Cirrhosis defines scarring of the liver and affects one in five people suffering from chronic Hepatitis B. Its symptoms get noticeable very late when extensive damage has already been done to the liver. At such a stage, it causes weight loss, sickness, itchy skin, swelling in the tummy and ankles, loss of appetite and fatigue.
Hepatocellular carcinoma or Liver cancer
One in 20 people suffering from cirrhosis have the potential to develop liver cancer. Symptoms for liver cancer include feeling sick, unexplained weight loss, jaundice and loss of appetite.
This condition arises when almost all the vital parts of the liver stop functioning. In such a case, liver transplant becomes mandatory to sustain life.
Fulminant Hepatitis B
In some cases, acute Hepatitis B can get elevated to a serious problem of fulminant Hepatitis B. This is a rare condition and it happen s about 1 in 100 cases. In this circumstance, the immune system itself attacks the liver and causes serious damage, requiring prompt treatment. Its symptoms include severe jaundice, delirium, collapsing and swelling of the tummy.
Precautions for Hepatitis B While Pregnant
Hepatitis B vaccines are available to guard the babies against being infected by Hepatitis B. Those are given to them as per the routine vaccination schedule for babies. Apart from the vaccinations, there are general precautionary measures to be considered. It is advisable that the following points are taken seriously, so that you can reduce the risk of getting infected.

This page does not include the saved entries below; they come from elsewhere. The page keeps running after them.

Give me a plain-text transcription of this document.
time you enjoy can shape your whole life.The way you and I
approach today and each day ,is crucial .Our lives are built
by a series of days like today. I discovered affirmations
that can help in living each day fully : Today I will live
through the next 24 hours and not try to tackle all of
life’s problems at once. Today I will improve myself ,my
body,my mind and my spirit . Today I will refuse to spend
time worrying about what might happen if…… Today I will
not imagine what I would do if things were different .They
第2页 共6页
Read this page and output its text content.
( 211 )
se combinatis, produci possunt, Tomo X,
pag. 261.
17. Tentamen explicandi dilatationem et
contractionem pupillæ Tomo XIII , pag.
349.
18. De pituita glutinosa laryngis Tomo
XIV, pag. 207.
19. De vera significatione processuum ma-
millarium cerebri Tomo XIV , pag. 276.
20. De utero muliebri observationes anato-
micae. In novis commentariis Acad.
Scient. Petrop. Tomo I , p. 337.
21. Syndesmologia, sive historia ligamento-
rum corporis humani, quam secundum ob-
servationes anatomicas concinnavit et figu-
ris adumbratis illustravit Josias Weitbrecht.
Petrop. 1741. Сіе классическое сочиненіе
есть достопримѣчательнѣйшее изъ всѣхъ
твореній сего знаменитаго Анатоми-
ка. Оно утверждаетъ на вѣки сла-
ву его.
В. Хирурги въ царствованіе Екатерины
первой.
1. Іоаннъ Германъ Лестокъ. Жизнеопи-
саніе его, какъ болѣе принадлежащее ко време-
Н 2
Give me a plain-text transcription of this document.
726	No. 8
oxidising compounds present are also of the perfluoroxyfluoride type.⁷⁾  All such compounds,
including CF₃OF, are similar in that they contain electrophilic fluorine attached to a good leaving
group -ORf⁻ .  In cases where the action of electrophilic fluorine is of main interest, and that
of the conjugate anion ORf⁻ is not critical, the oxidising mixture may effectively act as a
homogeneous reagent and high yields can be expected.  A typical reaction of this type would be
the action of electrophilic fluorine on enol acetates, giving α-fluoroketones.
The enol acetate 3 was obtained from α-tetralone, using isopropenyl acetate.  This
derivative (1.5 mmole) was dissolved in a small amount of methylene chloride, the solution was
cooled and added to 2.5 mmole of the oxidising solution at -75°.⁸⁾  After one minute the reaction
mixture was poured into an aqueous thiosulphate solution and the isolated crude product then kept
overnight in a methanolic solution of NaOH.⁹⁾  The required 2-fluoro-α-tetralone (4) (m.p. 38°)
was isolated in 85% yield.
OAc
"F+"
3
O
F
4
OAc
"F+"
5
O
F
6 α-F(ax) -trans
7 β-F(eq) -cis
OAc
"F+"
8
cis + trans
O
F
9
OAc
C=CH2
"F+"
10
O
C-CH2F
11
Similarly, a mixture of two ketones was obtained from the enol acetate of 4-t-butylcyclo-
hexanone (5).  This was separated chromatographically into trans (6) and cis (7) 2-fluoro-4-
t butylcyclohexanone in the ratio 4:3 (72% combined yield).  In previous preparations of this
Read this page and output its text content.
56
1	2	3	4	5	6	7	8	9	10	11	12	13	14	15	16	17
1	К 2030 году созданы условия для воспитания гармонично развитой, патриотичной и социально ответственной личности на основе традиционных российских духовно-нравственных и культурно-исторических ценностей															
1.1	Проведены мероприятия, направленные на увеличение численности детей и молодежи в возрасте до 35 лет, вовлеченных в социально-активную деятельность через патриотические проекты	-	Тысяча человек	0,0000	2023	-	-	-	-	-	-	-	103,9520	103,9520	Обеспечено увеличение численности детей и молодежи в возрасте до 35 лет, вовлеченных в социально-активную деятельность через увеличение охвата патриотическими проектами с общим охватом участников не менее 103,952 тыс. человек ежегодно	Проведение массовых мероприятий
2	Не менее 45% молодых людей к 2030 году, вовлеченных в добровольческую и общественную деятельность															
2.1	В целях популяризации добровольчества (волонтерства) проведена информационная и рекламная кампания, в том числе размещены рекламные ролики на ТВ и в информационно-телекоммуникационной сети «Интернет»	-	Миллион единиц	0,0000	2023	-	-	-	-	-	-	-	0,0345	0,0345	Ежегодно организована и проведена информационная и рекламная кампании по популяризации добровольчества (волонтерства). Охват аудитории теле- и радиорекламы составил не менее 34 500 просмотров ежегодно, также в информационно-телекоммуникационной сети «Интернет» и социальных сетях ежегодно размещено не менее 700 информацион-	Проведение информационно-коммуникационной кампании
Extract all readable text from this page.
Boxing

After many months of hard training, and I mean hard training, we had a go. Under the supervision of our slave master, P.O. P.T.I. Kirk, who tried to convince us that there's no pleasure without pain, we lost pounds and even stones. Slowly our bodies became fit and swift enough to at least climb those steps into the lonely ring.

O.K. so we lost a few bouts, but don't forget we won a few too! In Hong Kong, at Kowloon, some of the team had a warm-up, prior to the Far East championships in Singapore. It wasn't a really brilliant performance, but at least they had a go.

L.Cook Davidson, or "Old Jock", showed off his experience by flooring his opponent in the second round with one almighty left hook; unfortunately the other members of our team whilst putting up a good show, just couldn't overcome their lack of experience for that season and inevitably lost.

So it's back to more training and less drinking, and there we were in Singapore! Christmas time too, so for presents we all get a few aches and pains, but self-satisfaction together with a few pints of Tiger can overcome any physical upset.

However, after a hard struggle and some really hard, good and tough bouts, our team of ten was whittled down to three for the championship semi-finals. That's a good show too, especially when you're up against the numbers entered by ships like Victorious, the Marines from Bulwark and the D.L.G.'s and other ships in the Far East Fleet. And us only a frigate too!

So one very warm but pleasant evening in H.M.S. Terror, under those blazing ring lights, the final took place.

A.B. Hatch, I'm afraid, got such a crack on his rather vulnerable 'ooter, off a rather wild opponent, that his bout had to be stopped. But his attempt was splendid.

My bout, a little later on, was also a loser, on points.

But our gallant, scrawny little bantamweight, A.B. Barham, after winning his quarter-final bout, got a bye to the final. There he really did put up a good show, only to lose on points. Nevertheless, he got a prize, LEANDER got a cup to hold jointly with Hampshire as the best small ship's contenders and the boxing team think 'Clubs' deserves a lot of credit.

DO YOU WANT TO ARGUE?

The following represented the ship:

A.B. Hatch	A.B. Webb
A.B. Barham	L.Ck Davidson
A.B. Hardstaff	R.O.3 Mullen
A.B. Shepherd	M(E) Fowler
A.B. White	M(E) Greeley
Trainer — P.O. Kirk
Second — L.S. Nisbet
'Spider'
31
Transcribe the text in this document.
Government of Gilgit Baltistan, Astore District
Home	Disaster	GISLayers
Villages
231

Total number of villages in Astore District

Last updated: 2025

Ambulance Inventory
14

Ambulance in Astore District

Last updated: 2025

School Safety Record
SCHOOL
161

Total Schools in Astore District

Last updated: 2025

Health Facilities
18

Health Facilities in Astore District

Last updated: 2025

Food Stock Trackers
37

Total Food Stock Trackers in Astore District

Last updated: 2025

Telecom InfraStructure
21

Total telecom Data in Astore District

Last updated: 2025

Know the HBV status of your partner
It is highly recommended that you stay away from unprotected sex, unless you are sure that your partner is clear from all infections.
Use a latex or polyurethane condom during each intercourse
If you are unaware of the HBV status of your partner, try not to rely completely on any condom. Though condoms can reduce the transmission risk, there can be exceptions. Prefer only the branded ones and use a new one for each time.
Avoid using illicit drugs
Keep away from taking unnecessary drugs without doctor’s prescription. Even if you have to take the injection, ensure that you use a sterile needle. Do not share the used needles.
Be careful about piercings or body tattoos
If you wish to get any piercings or tattoo done on your body, prefer a reputed centre. Ask in detail about the equipment used and its cleaning methods. Make sure that sterile needles are used. If not, you should look for other options.
Don’t share personal belongings
Do not share razor blades or toothbrushes, as they might carry traces of infected blood. Any open sores, abrasions or cuts should be immediately covered with a waterproof dressing.
Enquire about Hepatitis b vaccine before your travel
When planning to travel to someplace, where Hepatitis B is common, consult your doctor regarding hep B vaccination.
Post Pregnancy Follow-Up
At the time of birth, the baby should be given two injections, which are a dose of Hepatitis B and a dose of Hepatitis B immune globulin. These shots should be administered within the first 12-hour period immediately after delivery. With these two injections, there is a 90% chance of protecting the baby against lifelong Hepatitis B infection. Apart from these doses, two more doses are given. One is given at 2-3 months of age and the next at 6 months. Babies born to an HBsAg-positive mother, should be strictly followed up for medical review. This follow-up should be timed after 2 months of initial immunisation course, which lasts for 8 to 12 months. During this follow-up, the baby’s blood should be tested for presence of Hepatitis B virus. If the mother is infected, she needs to be followed up post pregnancy every 12 months. This is done to assess their viral markers and liver functioning.
Prenatal care to check the risk of such infections is a must for every pregnant woman. Even if they are previously vaccinated or tested, a mandatory test for the virus in the first trimester is an absolute essential.